Interview 20 ans de la Saturn Jibé Jarraud

Cette semaine, nous avons eu la chance d’interviewer Jibé Jarraud, rédacteur qui a travaillé pour Game Fan, Retro Game Mag, Pix’n Love, il gère le site Ze Player.com, a participé à la création du podcast Les Tauliers (Radio Kawa), et rédacteur en chef en second de Retro Vers Le Futur.


1-Que faisais-tu en 1994-1995 ?

Je terminais le Lycée avec un peu de retard (l’Amstrad 6128 a eu raison de ma cinquième le salaud ).

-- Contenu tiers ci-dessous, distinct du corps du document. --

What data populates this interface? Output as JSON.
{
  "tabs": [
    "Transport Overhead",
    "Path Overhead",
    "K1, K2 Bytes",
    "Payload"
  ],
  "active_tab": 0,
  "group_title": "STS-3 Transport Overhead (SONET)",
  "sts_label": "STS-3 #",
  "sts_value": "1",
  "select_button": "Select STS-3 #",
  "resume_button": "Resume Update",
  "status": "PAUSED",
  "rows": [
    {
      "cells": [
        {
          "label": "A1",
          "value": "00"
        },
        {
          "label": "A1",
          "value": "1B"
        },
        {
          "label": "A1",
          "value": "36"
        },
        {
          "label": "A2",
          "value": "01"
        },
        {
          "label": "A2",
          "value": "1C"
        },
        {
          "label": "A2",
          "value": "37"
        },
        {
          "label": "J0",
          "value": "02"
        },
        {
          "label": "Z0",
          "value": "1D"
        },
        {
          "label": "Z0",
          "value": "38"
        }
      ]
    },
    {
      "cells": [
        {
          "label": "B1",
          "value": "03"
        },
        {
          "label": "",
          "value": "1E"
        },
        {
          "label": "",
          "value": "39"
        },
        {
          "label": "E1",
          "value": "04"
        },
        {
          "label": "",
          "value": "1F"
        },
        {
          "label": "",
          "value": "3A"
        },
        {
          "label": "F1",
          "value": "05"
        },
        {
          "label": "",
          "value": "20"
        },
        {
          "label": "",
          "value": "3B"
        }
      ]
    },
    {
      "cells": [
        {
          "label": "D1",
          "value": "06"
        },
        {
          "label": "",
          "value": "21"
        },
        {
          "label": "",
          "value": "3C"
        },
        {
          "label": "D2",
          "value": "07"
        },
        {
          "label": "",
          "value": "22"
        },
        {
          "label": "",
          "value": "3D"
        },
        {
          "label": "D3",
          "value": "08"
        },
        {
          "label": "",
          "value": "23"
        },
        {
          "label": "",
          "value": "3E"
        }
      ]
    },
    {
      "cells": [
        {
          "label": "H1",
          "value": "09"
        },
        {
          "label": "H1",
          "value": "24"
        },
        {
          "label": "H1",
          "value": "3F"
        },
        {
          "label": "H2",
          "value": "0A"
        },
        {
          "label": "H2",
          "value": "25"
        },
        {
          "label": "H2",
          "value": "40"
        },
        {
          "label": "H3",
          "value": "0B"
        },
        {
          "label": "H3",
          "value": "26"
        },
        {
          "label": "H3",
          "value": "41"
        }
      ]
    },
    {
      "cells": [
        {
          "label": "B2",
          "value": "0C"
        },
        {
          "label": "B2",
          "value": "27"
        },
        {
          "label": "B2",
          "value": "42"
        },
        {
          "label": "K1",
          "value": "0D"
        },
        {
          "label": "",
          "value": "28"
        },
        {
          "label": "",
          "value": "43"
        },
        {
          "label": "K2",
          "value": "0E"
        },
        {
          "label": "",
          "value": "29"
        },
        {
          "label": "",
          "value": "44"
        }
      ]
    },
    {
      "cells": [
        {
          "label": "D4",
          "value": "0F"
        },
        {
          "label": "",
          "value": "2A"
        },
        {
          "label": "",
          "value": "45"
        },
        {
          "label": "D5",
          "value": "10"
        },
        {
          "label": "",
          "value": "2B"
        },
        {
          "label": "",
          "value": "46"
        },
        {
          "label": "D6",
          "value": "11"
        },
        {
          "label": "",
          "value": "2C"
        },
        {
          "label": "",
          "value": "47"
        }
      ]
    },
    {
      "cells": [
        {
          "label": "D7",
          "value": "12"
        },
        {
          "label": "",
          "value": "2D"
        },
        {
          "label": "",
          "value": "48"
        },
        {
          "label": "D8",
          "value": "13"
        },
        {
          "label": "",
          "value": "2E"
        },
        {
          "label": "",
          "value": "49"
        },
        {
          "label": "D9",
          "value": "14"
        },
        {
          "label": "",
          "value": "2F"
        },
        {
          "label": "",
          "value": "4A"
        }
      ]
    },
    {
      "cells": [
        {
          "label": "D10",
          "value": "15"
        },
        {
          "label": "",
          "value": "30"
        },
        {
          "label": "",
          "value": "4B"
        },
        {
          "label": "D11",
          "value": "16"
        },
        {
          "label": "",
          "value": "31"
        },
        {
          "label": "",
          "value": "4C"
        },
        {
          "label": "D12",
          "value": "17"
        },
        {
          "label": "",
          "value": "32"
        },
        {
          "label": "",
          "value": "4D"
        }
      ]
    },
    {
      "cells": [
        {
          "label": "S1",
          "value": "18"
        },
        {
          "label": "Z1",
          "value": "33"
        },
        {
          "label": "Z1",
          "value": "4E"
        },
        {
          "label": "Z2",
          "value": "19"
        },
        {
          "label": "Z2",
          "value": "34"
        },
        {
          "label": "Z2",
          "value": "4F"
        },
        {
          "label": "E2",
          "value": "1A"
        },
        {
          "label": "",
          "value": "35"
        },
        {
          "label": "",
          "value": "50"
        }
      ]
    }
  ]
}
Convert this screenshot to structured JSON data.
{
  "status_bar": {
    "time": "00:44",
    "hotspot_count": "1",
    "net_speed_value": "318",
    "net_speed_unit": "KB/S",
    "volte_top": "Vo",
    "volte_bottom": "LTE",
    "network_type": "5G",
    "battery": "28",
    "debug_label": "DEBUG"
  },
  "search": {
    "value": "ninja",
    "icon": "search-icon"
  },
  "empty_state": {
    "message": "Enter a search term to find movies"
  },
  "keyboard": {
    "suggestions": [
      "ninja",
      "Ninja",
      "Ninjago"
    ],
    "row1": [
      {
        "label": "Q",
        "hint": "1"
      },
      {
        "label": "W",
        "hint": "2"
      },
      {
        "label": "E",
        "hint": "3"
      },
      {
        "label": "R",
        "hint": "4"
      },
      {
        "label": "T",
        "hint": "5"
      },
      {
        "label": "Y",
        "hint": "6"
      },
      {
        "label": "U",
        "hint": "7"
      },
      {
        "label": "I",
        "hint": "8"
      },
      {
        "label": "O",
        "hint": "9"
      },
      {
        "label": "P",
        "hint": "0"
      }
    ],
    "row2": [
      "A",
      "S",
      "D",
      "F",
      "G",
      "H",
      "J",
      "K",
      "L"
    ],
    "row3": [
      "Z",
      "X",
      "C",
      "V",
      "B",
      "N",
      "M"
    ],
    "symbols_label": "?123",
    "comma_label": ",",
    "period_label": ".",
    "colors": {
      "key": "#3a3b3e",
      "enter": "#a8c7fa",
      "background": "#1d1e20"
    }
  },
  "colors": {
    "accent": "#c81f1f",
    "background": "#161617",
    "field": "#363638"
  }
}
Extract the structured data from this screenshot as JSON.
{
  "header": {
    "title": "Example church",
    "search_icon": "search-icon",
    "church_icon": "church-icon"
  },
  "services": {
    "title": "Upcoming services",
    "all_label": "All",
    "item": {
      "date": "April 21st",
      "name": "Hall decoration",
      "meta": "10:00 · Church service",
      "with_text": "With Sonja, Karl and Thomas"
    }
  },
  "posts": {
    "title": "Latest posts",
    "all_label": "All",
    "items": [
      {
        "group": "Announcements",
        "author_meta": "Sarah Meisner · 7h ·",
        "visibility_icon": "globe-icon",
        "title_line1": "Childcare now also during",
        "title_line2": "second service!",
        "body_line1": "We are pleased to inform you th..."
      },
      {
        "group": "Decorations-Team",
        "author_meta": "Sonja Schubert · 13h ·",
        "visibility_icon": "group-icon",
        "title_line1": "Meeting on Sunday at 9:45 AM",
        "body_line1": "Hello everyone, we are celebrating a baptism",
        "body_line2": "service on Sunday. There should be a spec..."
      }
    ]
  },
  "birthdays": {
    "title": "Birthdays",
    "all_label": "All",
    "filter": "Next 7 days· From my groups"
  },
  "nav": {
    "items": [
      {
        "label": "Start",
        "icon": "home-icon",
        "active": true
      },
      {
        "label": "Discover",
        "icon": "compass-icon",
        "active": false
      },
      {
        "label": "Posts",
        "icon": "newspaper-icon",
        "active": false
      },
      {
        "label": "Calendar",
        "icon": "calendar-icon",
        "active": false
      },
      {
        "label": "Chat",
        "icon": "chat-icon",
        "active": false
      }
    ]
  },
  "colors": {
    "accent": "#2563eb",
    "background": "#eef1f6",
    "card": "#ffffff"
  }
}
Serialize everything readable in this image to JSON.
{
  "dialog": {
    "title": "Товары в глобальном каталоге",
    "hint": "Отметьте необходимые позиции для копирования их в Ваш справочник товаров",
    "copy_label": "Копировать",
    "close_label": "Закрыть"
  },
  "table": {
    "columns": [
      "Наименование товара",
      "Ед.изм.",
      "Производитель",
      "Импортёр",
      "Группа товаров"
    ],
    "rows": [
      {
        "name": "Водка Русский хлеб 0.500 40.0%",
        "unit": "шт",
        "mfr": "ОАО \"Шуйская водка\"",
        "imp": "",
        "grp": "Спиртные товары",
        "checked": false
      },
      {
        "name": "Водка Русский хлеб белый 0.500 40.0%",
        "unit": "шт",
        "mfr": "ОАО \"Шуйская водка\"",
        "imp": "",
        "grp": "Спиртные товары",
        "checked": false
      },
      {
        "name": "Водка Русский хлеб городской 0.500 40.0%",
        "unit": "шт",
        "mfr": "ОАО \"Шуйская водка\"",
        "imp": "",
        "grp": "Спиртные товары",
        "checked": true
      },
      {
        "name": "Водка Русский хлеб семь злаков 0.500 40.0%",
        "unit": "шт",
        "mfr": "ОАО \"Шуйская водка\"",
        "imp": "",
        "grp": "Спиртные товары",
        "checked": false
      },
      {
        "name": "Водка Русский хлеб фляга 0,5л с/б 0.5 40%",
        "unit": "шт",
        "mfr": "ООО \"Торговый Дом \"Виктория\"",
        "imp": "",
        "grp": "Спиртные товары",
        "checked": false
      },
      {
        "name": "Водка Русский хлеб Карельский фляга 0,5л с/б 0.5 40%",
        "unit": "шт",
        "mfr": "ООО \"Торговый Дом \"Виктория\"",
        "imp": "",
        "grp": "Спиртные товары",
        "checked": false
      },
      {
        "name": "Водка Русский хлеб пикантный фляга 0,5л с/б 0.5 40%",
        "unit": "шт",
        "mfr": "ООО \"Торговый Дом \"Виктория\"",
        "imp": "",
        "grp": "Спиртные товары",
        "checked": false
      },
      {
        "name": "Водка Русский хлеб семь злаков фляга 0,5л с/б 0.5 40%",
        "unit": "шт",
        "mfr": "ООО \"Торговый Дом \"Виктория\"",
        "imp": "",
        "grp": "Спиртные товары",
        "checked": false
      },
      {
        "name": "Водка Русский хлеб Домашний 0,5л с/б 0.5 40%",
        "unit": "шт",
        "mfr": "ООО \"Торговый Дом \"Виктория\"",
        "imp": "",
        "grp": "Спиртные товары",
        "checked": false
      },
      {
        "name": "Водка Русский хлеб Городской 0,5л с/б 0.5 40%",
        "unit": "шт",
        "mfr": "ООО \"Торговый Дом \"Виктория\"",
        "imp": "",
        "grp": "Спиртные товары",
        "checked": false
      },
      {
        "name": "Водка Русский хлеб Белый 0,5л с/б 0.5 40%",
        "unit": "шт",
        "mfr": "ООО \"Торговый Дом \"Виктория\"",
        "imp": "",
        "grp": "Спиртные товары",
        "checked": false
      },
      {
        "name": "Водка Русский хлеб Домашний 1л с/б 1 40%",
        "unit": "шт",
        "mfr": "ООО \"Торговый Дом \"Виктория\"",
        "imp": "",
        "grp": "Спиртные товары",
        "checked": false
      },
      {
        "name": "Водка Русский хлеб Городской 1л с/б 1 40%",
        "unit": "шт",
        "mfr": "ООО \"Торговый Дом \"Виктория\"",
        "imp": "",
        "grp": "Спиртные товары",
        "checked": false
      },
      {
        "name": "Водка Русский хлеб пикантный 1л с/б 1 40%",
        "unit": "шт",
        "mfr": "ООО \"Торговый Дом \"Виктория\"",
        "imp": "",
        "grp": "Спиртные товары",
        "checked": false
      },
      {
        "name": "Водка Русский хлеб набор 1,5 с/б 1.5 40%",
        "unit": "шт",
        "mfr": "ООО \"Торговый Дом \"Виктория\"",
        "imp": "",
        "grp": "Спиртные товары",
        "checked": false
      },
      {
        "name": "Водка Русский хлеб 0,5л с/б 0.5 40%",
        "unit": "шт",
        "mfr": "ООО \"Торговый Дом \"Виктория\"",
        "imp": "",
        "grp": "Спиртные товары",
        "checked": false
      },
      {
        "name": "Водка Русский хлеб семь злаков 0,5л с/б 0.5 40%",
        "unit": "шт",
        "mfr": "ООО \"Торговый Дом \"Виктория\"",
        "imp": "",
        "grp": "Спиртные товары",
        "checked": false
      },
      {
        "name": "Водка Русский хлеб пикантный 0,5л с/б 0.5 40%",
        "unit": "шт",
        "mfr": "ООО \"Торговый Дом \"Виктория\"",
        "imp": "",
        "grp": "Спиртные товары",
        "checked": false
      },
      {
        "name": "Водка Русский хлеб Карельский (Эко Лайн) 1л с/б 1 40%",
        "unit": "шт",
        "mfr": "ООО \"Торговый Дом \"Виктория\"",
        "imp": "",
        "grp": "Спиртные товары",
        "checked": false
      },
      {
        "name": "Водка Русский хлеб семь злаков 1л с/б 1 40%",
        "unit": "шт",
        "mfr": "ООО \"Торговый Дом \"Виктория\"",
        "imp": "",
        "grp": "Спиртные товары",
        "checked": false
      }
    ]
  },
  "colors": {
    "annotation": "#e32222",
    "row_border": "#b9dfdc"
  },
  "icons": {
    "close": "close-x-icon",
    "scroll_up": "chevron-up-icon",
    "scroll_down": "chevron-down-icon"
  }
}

2- Te souviens-tu  de la date précise a laquelle vous êtes devenu l’heureux possesseur d’une Saturn? Quel bundle ou quel premier jeu avais-tu choisi ?

La date précise non, mais je l’ai achetée courant 1996 en occasion avec quelques jeux. Mon cousin l’avait achetée dès sa sortie, donc j’ai fait mes premières armes sur la sienne.

3-Pourquoi avoir misé sur la nouvelle SEGA ?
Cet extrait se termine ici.